Cuando la conocí debo reconocer que la miré torcido. Era chiquita, rubia, con el pelo llovido (al estilo Barbie Malibú), delicada por donde se la mire, usaba mucho el color rosa para vestirse porque era de “nena”, lloraba por todo, tenía alma de Susanita y una voz de pito insufrible. Todos requisitos, a mi entender, para detestar a una persona. Mi antítesis.
Con este panorama nunca podíamos ser amigas. No sé porqué le di tiempo (porque lo saben, no tengo paciencia) y así fue como empecé a descubrir cosas en ella que el resto no veía. Claro, era más fácil catalogarla de rubia tarada antes que intentar conocerla y darle la oportunidad de que demuestre lo contrario. (Jódase, eso le pasa por ser linda. A mi todos me ven simpática)
En ese momento, yo atravesaba la primera de las cuatro crisis con mi ex y todas mis amigas estaban en pareja. No tenía con quién salir a despejarme (léase, tirar la chancleta) así que, mitad en joda mitad en serio, me terminé acoplando al grupo de mi hermana más chica.
Durante esas salidas diarias que duraron meses y me devolvieron con 25 años a mi amada y descontrolada adolescencia me reí cómo hacía años no lo hacía y compartí con un grupo de chicas seis o siete años menores que yo algo más que fiestas y alcohol. Encontré mucho apoyo y grandes oídos que me contuvieron el tiempo que hizo falta. Una de ellas era ésta chiquita pero pronto, vaya a saber por qué milagro del destino, la relación fue creciendo y aunque el grupo se disolvió y las amistades fueron quedando en el camino, la nuestra perduró.
Hoy es mi gran amiga. Una de las personas que elijo para refugiarme cuando estoy triste, para pelearme cuando estoy enojada, para salir a divertirme cuando estoy contenta, para destruir la tarjeta cuando preciso hacer catarsis y para escuchar con la dureza justa las cosas que el resto no se anima a decirme. Es mi espejo a la hora de buscar sinceridad.
Juntas pasamos miles de momentos lindos y no tanto. Compartimos la mejor anécdota que pueden tener dos amigas, nos hacemos cucharita cuando el corazón nos está por explotar de tanta tristeza, no nos guardamos secretos y tenemos la confianza para pelearnos de la peor manera y al rato hablar como si nada hubiera pasado. Es con la única persona ajena a mi familia que lo puedo experimentar…

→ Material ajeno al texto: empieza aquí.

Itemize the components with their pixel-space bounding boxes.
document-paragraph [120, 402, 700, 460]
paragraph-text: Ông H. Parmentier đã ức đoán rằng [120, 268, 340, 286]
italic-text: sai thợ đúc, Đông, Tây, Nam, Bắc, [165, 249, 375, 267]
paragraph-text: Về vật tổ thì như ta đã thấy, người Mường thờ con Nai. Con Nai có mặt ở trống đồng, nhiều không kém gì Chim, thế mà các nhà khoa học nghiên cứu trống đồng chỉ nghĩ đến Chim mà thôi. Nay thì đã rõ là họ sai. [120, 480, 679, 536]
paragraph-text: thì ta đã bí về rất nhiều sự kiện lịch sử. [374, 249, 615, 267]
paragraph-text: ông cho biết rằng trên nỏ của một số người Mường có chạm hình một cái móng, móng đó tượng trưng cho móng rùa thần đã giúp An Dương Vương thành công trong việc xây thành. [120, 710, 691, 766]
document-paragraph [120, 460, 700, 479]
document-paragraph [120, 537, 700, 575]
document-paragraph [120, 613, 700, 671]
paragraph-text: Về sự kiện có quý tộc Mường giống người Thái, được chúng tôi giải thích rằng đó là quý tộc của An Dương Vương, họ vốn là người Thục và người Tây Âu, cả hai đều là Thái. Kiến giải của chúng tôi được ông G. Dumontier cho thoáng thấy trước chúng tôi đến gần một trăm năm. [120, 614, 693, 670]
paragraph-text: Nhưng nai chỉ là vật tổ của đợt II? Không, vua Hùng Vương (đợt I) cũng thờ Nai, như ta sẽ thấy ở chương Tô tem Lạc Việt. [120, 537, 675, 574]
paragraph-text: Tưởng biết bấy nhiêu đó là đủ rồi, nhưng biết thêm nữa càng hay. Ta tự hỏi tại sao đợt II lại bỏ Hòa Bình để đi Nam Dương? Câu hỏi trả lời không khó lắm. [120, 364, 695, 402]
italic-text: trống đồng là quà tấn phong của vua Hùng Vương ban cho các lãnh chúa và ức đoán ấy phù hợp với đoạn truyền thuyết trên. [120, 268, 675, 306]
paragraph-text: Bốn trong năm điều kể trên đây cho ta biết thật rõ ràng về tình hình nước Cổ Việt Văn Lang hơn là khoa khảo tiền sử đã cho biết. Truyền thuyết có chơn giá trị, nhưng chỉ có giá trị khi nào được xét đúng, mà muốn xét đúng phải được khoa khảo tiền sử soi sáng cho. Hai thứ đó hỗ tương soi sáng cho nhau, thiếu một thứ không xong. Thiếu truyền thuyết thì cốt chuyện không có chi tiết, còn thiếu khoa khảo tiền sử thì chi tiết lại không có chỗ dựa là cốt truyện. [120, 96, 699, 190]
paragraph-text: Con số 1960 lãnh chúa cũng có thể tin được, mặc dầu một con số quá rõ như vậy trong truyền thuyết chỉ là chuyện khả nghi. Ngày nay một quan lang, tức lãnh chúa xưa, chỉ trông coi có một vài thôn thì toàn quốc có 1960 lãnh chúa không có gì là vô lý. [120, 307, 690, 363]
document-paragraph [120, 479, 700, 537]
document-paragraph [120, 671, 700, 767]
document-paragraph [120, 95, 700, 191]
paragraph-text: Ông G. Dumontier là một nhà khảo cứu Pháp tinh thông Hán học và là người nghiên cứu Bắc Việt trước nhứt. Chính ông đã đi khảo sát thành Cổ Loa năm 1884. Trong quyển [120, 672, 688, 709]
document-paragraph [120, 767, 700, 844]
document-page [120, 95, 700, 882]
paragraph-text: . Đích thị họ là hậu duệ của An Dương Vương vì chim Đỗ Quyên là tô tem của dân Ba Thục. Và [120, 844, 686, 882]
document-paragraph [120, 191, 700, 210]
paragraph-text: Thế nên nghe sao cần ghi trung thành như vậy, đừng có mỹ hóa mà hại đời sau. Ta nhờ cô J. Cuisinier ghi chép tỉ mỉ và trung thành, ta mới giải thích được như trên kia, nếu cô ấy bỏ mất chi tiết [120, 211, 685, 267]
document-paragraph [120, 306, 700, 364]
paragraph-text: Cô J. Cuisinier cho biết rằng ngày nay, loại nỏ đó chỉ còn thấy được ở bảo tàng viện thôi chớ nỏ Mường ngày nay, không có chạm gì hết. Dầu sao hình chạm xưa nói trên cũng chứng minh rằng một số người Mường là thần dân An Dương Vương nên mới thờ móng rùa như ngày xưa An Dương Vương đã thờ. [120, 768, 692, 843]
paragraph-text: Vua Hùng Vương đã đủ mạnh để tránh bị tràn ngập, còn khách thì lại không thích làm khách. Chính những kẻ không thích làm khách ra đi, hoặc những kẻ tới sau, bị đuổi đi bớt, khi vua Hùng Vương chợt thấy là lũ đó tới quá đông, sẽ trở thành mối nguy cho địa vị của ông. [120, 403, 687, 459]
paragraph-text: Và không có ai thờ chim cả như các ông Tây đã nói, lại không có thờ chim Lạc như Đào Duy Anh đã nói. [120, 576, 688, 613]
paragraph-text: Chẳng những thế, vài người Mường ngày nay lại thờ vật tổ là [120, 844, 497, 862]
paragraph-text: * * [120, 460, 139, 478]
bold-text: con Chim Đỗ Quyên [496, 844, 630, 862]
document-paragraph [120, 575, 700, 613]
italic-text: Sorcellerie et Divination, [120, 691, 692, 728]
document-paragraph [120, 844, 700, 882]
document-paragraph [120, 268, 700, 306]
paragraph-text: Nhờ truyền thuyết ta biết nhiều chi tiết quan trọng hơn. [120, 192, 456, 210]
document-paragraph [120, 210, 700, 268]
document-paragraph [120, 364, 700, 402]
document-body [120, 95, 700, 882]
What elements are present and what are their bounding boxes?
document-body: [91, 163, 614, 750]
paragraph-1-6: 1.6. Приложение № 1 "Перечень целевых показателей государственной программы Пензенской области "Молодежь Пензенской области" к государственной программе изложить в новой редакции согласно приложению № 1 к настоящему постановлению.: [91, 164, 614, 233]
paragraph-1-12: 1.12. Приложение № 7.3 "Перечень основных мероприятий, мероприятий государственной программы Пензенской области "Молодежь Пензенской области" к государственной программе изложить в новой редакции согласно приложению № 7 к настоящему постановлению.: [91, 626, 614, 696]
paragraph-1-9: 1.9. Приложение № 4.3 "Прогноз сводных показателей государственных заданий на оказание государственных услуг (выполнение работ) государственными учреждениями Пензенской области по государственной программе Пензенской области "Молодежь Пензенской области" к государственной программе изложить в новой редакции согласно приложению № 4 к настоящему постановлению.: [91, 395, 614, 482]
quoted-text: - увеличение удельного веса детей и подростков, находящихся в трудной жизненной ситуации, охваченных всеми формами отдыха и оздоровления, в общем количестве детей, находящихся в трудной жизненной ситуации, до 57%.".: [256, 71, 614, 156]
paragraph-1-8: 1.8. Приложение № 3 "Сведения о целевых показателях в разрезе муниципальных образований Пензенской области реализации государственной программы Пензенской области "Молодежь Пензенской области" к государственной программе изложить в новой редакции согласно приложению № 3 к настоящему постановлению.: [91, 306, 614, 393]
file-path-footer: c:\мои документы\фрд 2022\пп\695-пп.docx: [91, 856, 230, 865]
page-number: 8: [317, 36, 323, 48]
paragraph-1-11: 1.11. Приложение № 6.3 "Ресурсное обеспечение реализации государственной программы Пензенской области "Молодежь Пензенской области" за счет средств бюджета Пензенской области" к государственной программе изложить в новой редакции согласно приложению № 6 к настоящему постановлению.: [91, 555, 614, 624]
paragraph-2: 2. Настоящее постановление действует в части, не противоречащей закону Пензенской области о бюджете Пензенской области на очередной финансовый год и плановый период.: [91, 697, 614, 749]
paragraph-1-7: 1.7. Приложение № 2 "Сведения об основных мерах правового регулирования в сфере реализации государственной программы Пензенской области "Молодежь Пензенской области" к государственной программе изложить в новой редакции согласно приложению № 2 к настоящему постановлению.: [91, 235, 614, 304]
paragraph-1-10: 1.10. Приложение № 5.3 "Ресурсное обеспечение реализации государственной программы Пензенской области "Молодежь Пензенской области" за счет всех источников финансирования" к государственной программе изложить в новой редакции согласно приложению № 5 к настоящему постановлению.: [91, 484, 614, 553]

Con el paso del tiempo nos fuimos mimetizando tanto que cada una tomó de la otra lo que necesitaba. Ella se embarró con un poco más de calle y yo me volví más femenina (hasta logró incorporar el maquillaje a mi vida diaria). Ella se animó a otro tipo de aventuras y yo incorporé el deseo de formar una familia que hasta ese momento no lo tenía y a ser un poquitín más cariñosa. Descubrimos que en el fondo éramos tan parecidas que compartimos todo a pesar de la diferencia de edad, que casi nunca se nota. Y sobre todo, fuimos entendiendo que deseamos las mismas cosas (hasta tenemos el mismo nombre pensado para nuestra hija, la primera que porte panza se queda con Lola… cagué, vas a tenerla primero, lo sé)
Dicen que no sólo la sangre determina un lazo de familia. Yo no sé si esto es cierto o no, pero yo la elijo todos los días como mi hermana y la amo con todo mi corazón.
Cuando aún éramos un grupo de amigas...
(Ahí pueden comprobar que se vestía de rosa, es para ahogarla en un balde)
¿Puede tener ese pelo sin necesidad de usar secador ni planchita?! La odio...

Aye, Feliz cumple y gracias por tanto!